Several spiral arms — usually from two to four — wound around the galaxy as they move away from the center, extend outward from the central core. One of the fantastic discoveries of the 1970s, which came into conflict with expectations, was that the speed of stars in their orbits around the galaxy does not decrease as they move away from the nucleus, just as happens with planets in the solar system that travel in orbits slower the farther they are from the center. The speed of rotation of stars remains constant - this is one more way to say that the curves of rotation of galaxies have a flat profile.



We measured this by studying the galaxies located to us by an edge, and counting what red or blue displacement the stars show in relation to their distance from the center of the galaxy. And although the speeds of individual stars practically do not change, the star, located two times farther from the center, revolves around it, two times slower, and the star, located ten times further, ten times slower.

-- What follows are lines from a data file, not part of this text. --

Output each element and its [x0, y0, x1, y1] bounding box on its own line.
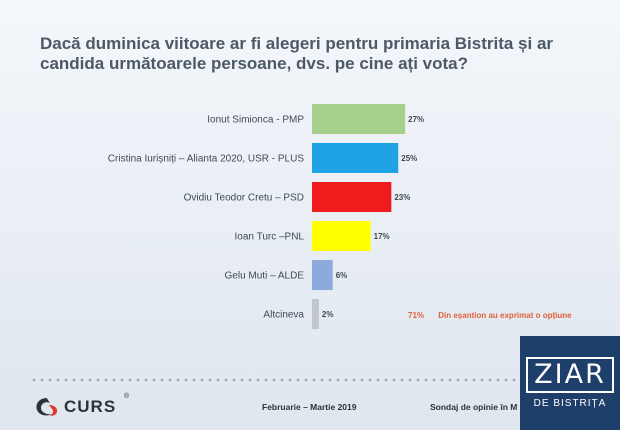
sample-note-percent: 71%: [408, 311, 425, 320]
footer-source: Sondaj de opinie în M: [430, 402, 518, 412]
dotted-divider: [30, 378, 520, 382]
category-label-0: Ionut Simionca - PMP: [207, 115, 304, 126]
bar-0: [312, 104, 406, 134]
sample-note-text: Din eșantion au exprimat o opțiune: [438, 311, 572, 320]
page-title: Dacă duminica viitoare ar fi alegeri pen…: [40, 34, 554, 73]
value-label-1: 25%: [401, 154, 417, 163]
value-label-4: 6%: [336, 271, 348, 280]
curs-logo-text: CURS: [64, 397, 117, 416]
badge-top-text: ZIAR: [526, 357, 614, 393]
bar-1: [312, 143, 399, 173]
registered-mark: ®: [124, 393, 130, 400]
footer-date: Februarie – Martie 2019: [262, 402, 357, 412]
value-label-0: 27%: [408, 115, 424, 124]
value-label-5: 2%: [322, 310, 334, 319]
category-label-1: Cristina Iurișniți – Alianta 2020, USR -…: [108, 154, 305, 165]
category-label-3: Ioan Turc –PNL: [235, 232, 305, 243]
ziar-de-bistrita-badge: ZIAR DE BISTRIȚA: [520, 336, 620, 430]
bar-5: [312, 299, 319, 329]
category-label-2: Ovidiu Teodor Cretu – PSD: [184, 193, 304, 204]
bar-2: [312, 182, 392, 212]
sample-note: 71% Din eșantion au exprimat o opțiune: [408, 311, 572, 320]
bar-3: [312, 221, 371, 251]
curs-swirl-icon: [36, 398, 58, 416]
category-label-4: Gelu Muti – ALDE: [225, 271, 305, 282]
bar-4: [312, 260, 333, 290]
curs-logo: CURS ®: [34, 393, 129, 418]
badge-bottom-text: DE BISTRIȚA: [533, 398, 607, 409]
value-label-2: 23%: [394, 193, 410, 202]
category-label-5: Altcineva: [263, 310, 304, 321]
value-label-3: 17%: [374, 232, 390, 241]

Armed with this, one can calculate that for a galaxy of the type of our Milky Way, the Sun takes 220 million years to complete one revolution around the galaxy. Since we are located about 26,000 light years from the center of the galaxy, our position is a little closer than half the way from the center to the outskirts. This means that since our galaxy is about 12 billion years old, external stars should have made a full turn only 25 times. The stars, located just like the Sun, made 54 turns. The stars within a circle with a radius of 10,000 light years have already completed more than 100 revolutions. In other words, it can be expected that the galaxies twist over time, as shown in the video below.



But as the photos of galaxies show, they do not twist many times. In most cases, the sleeves do not wrap around the galaxy even once! When this property of galaxies became clear for the first time, it meant at least the following: these spiral arms were immaterial, this is just an appearance. And this is so, regardless of whether the galaxies are isolated or not. But there is something else, if you look closely.



Noticed pink spots along the sleeves? They appear where active regions of the formation of new stars are present. The pink dot is a surplus of emitted light at a well-defined wavelength: 656.3 nm. This radiation occurs when new stars burn brightly enough to ionize gases, and then, when electrons are reunited with protons, the newly formed hydrogen atoms emit light at a certain frequency, including the one that makes these regions pink.

This tells us that these spiral arms consist of regions in which the density of the material is higher than in other parts of the galaxy, and that the stars freely come in and out of these arms over time.

The idea that explains this has existed since 1964, and is known as the theory of density waves . The theory states that the sleeves stay in the same places over time, just as traffic jams remain in the same places. Separate objects (stars in the galaxy, cars on the road) can move through them, but about the same number of objects always remains in a “traffic jam” at any moment. Because of this, the location of the compacted areas remains unchanged.



The physics of the process is simple: the stars in certain regions create the gravitational forces we are used to, and it is they who retain the spiral shape. In other words, if we start from a region with a higher gas density, and allow our disk to rotate, we will get an initial set of regions where the stars are first formed: proto-sleeves. With the evolution of the galaxy, these sleeves - and regions of increased density - are preserved only due to the effects of gravity.

Surprisingly, this effect works as well as in the presence of dark matter surrounding the galaxy in the form of a giant halo, and in its absence.


On the left - a galaxy without dark matter, on the right - with dark matter

And although the assumptions of Greg's question were wrong, since the outer stars of the galaxy are moving at the same speed as the inner ones, the sleeves never really turn around, regardless of the age of the galaxy, simply because of the physics of the galaxy itself. Like traffic jams, the stars, gas and dust appearing in spiral arms at any moment in time are in a denser environment, and when they escape from there, the distance from them to other stars increases - our Sun is in this position today.